Первой же своей фразой четвертый человек представился Маше полностью. Русские самодержцы к семи или десяти годам владели всеми главными европейскими языками. А этот, тоже владея Русью, даже языком ее не владел. В речах и докладах он наверняка величал тот язык «великим и могучим». Сам же, в отличие от языка, оставался только могучим.

«Зачем я обо всем этом думаю? Ведь пришла я за помощью. За спасением…» — попыталась осадить себя Маша. Но попытка удалась не вполне.

Николай Николаевич был вторым в министерстве, а этот — четвертым во всей державе. И кабинет его, соответственно, мог вместить в себя несколько шереметовских кабинетов.

Он пригласил Машу побеседовать в комнате отдыха. И прошел туда первым, так как она, хоть и была женщиной, но в первых людях страны не значилась.

Комната приспособилась для отдыха обстоятельного и не обязательно наедине с самим собою: привольная тахта; горка красного дерева — самонадеянная, перегруженная хрусталем, напитками и вазами с фруктами. Все здесь знало себе цену…
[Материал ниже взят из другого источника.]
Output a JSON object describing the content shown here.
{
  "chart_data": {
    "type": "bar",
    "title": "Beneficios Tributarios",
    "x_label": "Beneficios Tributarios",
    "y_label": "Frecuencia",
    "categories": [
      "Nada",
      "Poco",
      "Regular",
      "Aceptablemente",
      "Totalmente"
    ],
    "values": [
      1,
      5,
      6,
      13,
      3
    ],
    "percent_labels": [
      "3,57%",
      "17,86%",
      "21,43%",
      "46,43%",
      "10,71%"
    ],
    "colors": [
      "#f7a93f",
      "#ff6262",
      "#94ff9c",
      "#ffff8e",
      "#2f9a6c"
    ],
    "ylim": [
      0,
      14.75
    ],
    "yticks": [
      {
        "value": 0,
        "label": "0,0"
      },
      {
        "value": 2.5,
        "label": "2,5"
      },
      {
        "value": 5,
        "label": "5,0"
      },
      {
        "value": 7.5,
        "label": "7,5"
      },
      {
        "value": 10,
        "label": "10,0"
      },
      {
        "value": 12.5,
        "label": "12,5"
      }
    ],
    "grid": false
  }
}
«Это тебе не ваза с конфетами в кабинете у Розы! — подумала Маша. — И все для него? Так убедительно опровергающего свои портреты?..» На том, что когда-то сползал краской ей на лицо, четвертый выглядел бравым политическим капитаном, по-волевому провидящим рифы и айсберги, кои не опасны его кораблю, и заветные берега, к которым он, без сомнения, приведет. В реальности же лицо было вяло-барственным, а необъятный на портрете лоб до такой степени лишился простора, что на нем одинокой бороздкой уместилась только одна-единственная морщинка.

— Присаживайтесь… — Он указал на тахту жестом, не предвидящим возражений.

Неверно произносящего какие-либо слова непременно тянет на них, как преступника на место его преступления.

— Я еще раз константирую, что профессор — во всем профессор. — Для него это был почти афоризм. Высокомерие чуть-чуть уже растворялось в мужской заинтересованности. — Распоряжайтесь здесь, так сказать, как хозяйка. Коньячку? Это французский «Наполеон». Так сказать, Бонапарт! — То была шутка.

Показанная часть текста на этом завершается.